What’s the Difference Between WPA2 and WPA3?
To really understand this difference we have to tell a little bit of the history since Wi-Fi security has a long past.
once upon a time ....
The original Wired Equivalent Privacy (WEP) for 802.11 wireless networks was inplemented with 802.11a and 802.11b. It used an RC4 stream cipher for encryption and the CRC-32 checksum for integrity. WEP has 64-bit and 128-bit versions. Unfortunately, though, it’s been hacked like a piece of cake and in fact it is garbage!
The Wi-Fi Alliance addressed WEP by moving to Wi-Fi Protected Access (WPA). WPA2 has been commonly used and improved since 2004. Most systems ship with WEP for backward compatibility, but WPA2 is the recommended platform all around the world speacially in DACH region and Europe.
WPA2 utilized the Advanced Encryption Standard (AES) to provide better security along with new handshake protocols. WPA2 has been under attack, too, like PMKID Hashcat, WPA2 KRACK attack etc. WPA2 could make it just a little bit harder for crackers to gain access but could never be an ultimate security solution.

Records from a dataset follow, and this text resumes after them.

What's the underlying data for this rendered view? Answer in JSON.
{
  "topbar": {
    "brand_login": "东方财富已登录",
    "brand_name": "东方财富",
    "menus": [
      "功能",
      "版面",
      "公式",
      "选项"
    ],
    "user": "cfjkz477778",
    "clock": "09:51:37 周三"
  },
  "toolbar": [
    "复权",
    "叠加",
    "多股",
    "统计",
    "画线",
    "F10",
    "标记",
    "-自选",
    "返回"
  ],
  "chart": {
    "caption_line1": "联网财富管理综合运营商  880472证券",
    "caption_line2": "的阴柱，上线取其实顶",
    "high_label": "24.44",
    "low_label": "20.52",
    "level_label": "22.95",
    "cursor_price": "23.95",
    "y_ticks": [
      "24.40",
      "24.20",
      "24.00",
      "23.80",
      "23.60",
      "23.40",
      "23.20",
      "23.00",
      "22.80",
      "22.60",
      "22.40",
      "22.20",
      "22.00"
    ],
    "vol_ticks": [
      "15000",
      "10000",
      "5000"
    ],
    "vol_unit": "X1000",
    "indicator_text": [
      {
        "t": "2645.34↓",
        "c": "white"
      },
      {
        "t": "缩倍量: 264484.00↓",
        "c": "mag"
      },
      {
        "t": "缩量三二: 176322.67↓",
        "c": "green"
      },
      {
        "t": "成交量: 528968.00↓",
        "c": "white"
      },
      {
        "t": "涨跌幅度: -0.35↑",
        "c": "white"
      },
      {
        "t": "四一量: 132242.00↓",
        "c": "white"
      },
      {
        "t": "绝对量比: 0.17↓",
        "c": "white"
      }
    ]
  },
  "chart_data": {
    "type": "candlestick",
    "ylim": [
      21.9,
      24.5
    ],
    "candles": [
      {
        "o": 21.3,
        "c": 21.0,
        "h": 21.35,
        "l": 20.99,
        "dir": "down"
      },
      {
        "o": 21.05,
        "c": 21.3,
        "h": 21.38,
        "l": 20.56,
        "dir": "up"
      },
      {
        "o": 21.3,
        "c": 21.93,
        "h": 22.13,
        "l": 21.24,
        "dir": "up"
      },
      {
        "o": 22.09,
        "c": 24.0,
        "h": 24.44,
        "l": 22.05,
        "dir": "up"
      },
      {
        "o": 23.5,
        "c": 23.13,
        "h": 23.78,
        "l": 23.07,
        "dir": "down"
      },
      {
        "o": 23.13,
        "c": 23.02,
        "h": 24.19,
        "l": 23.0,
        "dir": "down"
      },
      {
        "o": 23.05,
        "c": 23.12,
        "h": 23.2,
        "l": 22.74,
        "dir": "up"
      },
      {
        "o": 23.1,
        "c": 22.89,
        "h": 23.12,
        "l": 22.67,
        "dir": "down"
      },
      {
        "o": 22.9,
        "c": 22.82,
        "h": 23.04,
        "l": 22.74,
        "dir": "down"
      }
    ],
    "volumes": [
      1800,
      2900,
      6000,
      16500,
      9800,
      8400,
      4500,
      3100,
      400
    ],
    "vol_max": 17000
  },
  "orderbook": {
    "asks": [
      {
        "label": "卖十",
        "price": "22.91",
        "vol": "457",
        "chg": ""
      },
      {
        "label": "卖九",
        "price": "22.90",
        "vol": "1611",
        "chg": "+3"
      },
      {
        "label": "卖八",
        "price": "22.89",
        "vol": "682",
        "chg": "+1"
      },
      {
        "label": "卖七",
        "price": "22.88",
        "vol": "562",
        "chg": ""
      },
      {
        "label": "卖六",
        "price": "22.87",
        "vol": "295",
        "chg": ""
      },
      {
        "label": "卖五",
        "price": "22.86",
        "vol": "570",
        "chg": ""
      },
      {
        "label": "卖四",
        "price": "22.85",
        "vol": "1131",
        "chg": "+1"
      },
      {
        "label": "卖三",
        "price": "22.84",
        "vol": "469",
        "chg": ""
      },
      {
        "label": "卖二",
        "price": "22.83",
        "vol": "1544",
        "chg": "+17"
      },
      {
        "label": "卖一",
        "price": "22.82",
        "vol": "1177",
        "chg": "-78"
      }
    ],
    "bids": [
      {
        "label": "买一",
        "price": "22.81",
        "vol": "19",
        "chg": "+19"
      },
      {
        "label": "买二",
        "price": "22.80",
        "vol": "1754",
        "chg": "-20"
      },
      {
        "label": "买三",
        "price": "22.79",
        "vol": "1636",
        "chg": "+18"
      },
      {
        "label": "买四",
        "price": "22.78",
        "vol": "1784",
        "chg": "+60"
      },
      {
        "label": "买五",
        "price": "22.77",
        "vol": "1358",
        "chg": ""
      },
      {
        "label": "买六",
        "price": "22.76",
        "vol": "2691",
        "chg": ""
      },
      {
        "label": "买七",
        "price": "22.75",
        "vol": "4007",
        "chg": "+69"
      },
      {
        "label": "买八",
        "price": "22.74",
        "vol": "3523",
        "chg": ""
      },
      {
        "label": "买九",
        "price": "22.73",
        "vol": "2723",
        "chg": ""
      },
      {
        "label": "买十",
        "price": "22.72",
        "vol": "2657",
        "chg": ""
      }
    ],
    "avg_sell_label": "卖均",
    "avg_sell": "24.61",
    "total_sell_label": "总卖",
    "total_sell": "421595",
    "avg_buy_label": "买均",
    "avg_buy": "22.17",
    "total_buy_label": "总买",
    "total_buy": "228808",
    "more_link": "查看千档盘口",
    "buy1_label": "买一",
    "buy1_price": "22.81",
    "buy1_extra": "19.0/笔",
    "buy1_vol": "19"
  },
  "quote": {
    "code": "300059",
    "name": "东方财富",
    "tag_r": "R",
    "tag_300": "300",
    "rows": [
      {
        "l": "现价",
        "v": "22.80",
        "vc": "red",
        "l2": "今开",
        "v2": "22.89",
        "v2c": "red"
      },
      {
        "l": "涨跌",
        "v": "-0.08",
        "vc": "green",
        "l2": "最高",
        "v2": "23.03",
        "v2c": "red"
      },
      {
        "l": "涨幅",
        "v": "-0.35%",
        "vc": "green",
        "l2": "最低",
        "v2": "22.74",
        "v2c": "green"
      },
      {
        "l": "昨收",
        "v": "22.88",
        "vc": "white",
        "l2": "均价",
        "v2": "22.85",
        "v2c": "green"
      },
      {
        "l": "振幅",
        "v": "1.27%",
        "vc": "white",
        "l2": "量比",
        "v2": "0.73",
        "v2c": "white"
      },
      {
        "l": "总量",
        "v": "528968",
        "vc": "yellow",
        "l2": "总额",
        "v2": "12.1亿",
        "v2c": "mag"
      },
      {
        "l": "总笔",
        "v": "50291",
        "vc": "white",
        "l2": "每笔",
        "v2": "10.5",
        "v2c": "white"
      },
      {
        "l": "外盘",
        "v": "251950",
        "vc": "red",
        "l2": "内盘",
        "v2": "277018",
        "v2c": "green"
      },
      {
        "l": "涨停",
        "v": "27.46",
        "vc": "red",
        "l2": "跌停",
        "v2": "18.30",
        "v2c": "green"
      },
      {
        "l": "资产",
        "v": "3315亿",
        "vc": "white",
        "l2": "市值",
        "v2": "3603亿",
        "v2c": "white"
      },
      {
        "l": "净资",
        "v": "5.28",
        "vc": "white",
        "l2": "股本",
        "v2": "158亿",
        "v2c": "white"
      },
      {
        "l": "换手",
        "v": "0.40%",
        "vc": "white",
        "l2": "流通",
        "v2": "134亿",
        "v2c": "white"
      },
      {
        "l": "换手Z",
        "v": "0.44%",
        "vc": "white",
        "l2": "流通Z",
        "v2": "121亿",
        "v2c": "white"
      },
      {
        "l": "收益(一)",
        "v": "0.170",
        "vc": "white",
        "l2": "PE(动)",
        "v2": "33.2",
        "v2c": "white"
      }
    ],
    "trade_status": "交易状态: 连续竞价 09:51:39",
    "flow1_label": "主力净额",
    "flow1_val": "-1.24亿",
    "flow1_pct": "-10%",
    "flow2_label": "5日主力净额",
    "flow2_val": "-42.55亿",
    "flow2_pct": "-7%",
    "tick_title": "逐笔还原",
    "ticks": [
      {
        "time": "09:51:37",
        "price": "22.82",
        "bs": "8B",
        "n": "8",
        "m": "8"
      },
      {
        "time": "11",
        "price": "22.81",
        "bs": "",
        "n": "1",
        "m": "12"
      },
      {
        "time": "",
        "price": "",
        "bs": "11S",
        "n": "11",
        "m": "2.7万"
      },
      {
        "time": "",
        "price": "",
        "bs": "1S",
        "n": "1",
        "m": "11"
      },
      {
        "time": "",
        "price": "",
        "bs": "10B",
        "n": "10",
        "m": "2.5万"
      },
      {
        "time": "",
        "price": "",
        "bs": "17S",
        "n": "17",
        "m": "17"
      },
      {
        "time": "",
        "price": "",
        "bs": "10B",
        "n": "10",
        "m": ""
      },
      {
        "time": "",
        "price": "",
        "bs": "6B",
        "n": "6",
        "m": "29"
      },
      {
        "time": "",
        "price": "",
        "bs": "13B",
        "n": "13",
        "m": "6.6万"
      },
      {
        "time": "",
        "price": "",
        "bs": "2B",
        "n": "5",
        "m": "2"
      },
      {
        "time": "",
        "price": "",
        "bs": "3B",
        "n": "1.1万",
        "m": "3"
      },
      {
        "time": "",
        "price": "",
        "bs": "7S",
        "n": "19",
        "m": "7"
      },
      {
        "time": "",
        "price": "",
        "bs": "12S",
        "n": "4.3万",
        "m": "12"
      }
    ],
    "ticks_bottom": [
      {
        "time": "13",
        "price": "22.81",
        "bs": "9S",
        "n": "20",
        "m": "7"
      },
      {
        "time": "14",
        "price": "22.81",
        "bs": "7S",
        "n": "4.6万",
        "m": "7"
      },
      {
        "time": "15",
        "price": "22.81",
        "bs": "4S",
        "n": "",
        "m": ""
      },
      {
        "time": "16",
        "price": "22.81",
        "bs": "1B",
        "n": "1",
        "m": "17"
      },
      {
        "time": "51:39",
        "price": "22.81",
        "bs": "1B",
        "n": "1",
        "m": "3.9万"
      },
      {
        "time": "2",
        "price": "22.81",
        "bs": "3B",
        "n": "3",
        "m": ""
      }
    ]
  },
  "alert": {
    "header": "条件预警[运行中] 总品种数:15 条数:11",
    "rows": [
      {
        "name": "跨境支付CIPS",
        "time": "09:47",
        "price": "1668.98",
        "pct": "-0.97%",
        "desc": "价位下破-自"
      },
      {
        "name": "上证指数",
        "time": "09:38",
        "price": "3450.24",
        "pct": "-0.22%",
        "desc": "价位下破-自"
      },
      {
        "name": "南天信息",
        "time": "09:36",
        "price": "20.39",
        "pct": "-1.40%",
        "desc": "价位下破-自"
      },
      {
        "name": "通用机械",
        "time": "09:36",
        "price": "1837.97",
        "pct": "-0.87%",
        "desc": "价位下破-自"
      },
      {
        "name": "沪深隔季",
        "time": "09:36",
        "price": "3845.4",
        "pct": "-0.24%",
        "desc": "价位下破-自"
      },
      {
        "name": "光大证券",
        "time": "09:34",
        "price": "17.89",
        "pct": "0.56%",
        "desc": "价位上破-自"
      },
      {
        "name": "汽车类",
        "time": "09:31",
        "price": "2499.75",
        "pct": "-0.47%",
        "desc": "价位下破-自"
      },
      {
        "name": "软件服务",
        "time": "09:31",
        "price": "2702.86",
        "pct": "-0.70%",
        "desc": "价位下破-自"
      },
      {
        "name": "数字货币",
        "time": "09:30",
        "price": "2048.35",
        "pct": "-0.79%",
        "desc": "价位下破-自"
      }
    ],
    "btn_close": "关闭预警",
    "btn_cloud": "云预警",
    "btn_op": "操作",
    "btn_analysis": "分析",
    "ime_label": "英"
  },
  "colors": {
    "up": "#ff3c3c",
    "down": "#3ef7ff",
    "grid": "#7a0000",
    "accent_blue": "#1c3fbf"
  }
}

WPA3 was released in June of 2018. Like WPA2, it has WPA3-Personal and WPA3-Enterprise versions. WPA3 forces youto use Protected Management Frames (PMF), whereas the PMF was a late option kinda feature and optional for WPA2. The 128-bit AES encryption employed with WPA2 is still in effect with WPA3, but the enterprise version requires 192-bit AES support. It’s optional for the personal edition.
WPA3 uses the Simultaneous Authentication of Equals (SAE) to replace WPA2’s Pre-Shared Key (PSK) exchange protocol. SAE is a more secure protocol for handling the initial key exchange exploited with the KRACK methode. SAE, also known as Dragonfly Key Exchange, uses forward secrecy and is resistant to offline decryption attacks.
In this post we will look at WPA3-SAE Transition Mode implementation. Your requirements for transition mode are:
• When WPA2-PSK and WPA3-SAE are configured on the same BSS (mixed mode), the AP should reject an association for SAE if PMF is not negotiated for that association
• A WPA3-SAE STA should negotiate PMF when associating to an AP using WPA3-SAE Transition Mode
• When WPA2-PSK and WPA3-SAE are configured on the same BSS (mixed mode), PMF should be set to capable (MFPC bit should be set to 1, and MFPR bit should be set to 0 in the RSN Capabilities field in the RSNE transmitted by the AP)
In the transition mode both WPA3-SAE supported client as well as WPA2-PSK supported clients can connect to same SSID. So in this mode, WPA2-PSK clients’ traffic can be decrypted where as WPA3-SAE clients’ traffic cannot be decrypted even password is compromised.
Here you can see SSID security configuration that enable both WPA2 & WPA3. Note that PMF set to optional as WPA2-PSK clients may not support it.
Let's jump into some packet captures for better illustration!
Also note that AP advertise it is PMF Capable, but set PMF required to False under RSN Capabilities field.
We used NetAlly AirCheckG2 (6c:0b:84:c2:4e:99) and google Pixel3phone (5e:a7:ec:a8:33:ab) for testing. You can filter Pixel3 Phone traffic without control frames using below Wireshark display filter.
wlan.addr==5e:a7:ec:a8:33:ab && not wlan.fc.type==1
As you can see Pixel3 is go through WPA3-SAE (4 auth frames, Ass Req/Res, 4-Way handshake)
If you look at Association Request frame (#156) details, you will see AKM is SAE and both PMF Required & PMF Capable bit set to 1.